国債を出し続けると、最終的には株価に影響を及ぼす場合も
では、実際に国債など公債の発行残高が増加し続けたら、どういう状況が想定されるでしょうか。
「日本はあれだけの国債を発行して借金しているが、本当に返せるのか?」という点に疑問が生じると、日本国債の格付が下がります。現在の日本国債の格付は、S&Pで「A+」、ムーディーズで「A1」となっています。これは格付のランキングにおいて比較的高い信用力を得ていますが、もともとは「AAA」だったのが「A」ですから、ずいぶんと下がってきたとも考えられます。

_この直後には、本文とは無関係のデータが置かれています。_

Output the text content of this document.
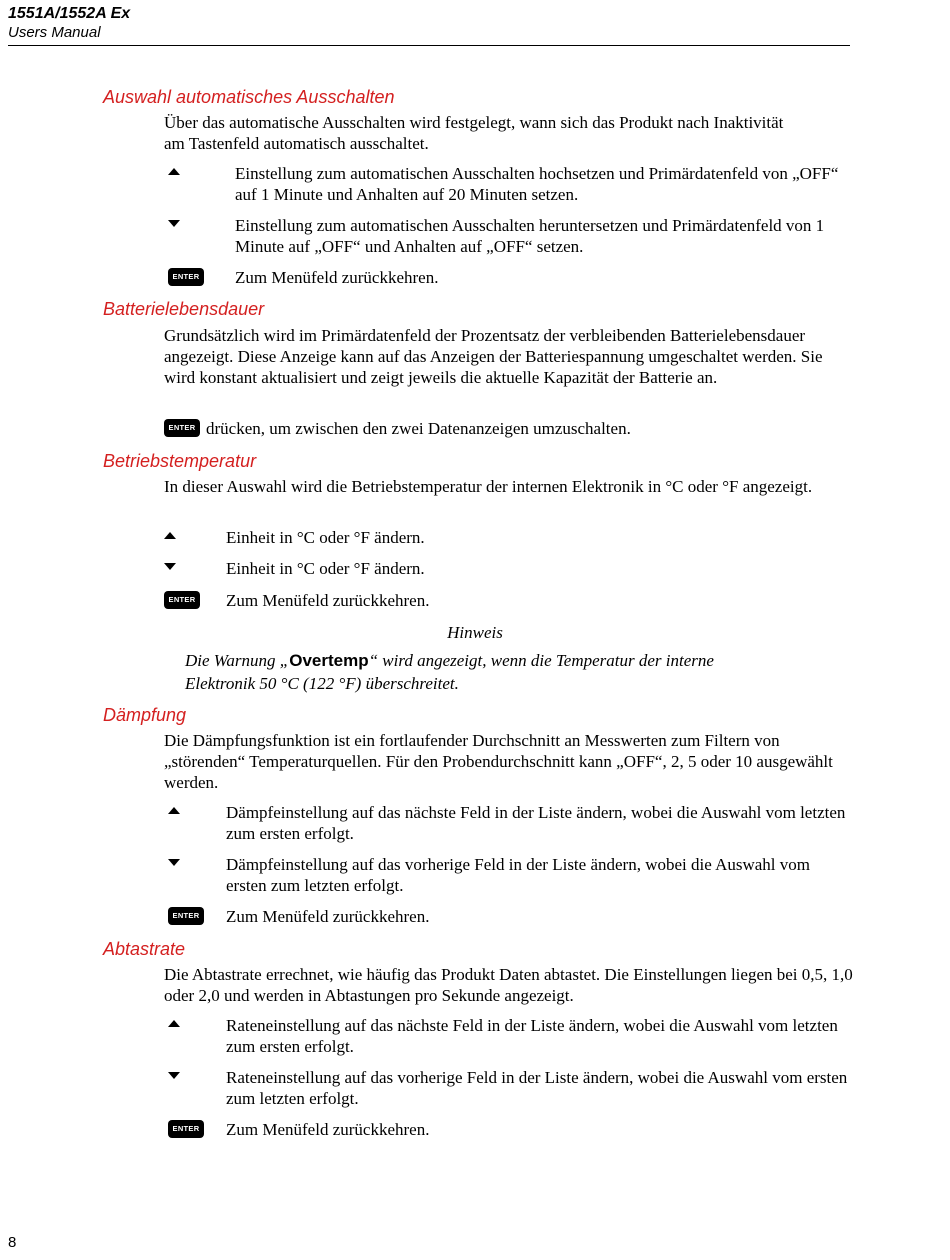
1551A/1552A Ex
Users Manual
Auswahl automatisches Ausschalten

Über das automatische Ausschalten wird festgelegt, wann sich das Produkt nach Inaktivität am Tastenfeld automatisch ausschaltet.

Einstellung zum automatischen Ausschalten hochsetzen und Primärdatenfeld von „OFF“ auf 1 Minute und Anhalten auf 20 Minuten setzen.
Einstellung zum automatischen Ausschalten heruntersetzen und Primärdatenfeld von 1 Minute auf „OFF“ und Anhalten auf „OFF“ setzen.
ENTER Zum Menüfeld zurückkehren.
Batterielebensdauer

Grundsätzlich wird im Primärdatenfeld der Prozentsatz der verbleibenden Batterielebensdauer angezeigt. Diese Anzeige kann auf das Anzeigen der Batteriespannung umgeschaltet werden. Sie wird konstant aktualisiert und zeigt jeweils die aktuelle Kapazität der Batterie an.

ENTER drücken, um zwischen den zwei Datenanzeigen umzuschalten.
Betriebstemperatur

In dieser Auswahl wird die Betriebstemperatur der internen Elektronik in °C oder °F angezeigt.

Einheit in °C oder °F ändern.
Einheit in °C oder °F ändern.
ENTER Zum Menüfeld zurückkehren.
Hinweis
Die Warnung „Overtemp“ wird angezeigt, wenn die Temperatur der interne Elektronik 50 °C (122 °F) überschreitet.
Dämpfung

Die Dämpfungsfunktion ist ein fortlaufender Durchschnitt an Messwerten zum Filtern von „störenden“ Temperaturquellen. Für den Probendurchschnitt kann „OFF“, 2, 5 oder 10 ausgewählt werden.

Dämpfeinstellung auf das nächste Feld in der Liste ändern, wobei die Auswahl vom letzten zum ersten erfolgt.
Dämpfeinstellung auf das vorherige Feld in der Liste ändern, wobei die Auswahl vom ersten zum letzten erfolgt.
ENTER Zum Menüfeld zurückkehren.
Abtastrate

Die Abtastrate errechnet, wie häufig das Produkt Daten abtastet. Die Einstellungen liegen bei 0,5, 1,0 oder 2,0 und werden in Abtastungen pro Sekunde angezeigt.

Rateneinstellung auf das nächste Feld in der Liste ändern, wobei die Auswahl vom letzten zum ersten erfolgt.
Rateneinstellung auf das vorherige Feld in der Liste ändern, wobei die Auswahl vom ersten zum letzten erfolgt.
ENTER Zum Menüfeld zurückkehren.
8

格付が下がると、新しい国債を発行する際には、リスクプレミアムを金利に上乗せする形になりますから、高めの金利を付与しなければなりません。また、債券は事業法人なども発行していますが、日本の企業が債券を発行する際には、原則として国債よりも低い金利をつけるわけにはいかないため、最終的には社債の金利も上昇します。これは企業経営にとっては資金調達コストが上がるのと同義なので、業績面に影響を及ぼします。当然、株価に影響を及ぼすことも想定しておかなければなりません。
また、国の信用力そのものにも影響を及ぼしますから、円が売られるリスクも生じてきます。結果、円安となり、輸入物価が上昇すれば、それだけ国内にはインフレ圧力が強まってきます。
このようなデメリットが将来、生じるリスクを考えると、財政規律は重要だということになり、増税や歳出削減の必要性を説く声を高めていきます。
しかし、財政規律を強めれば強めるほど、デフレの長期化や、企業業績や個人消費の低迷、株価の下落につながる側面も併せ持っています。だからこそ、財政規律派が存在する一方で、積極財政を唱える意見が存在するのです。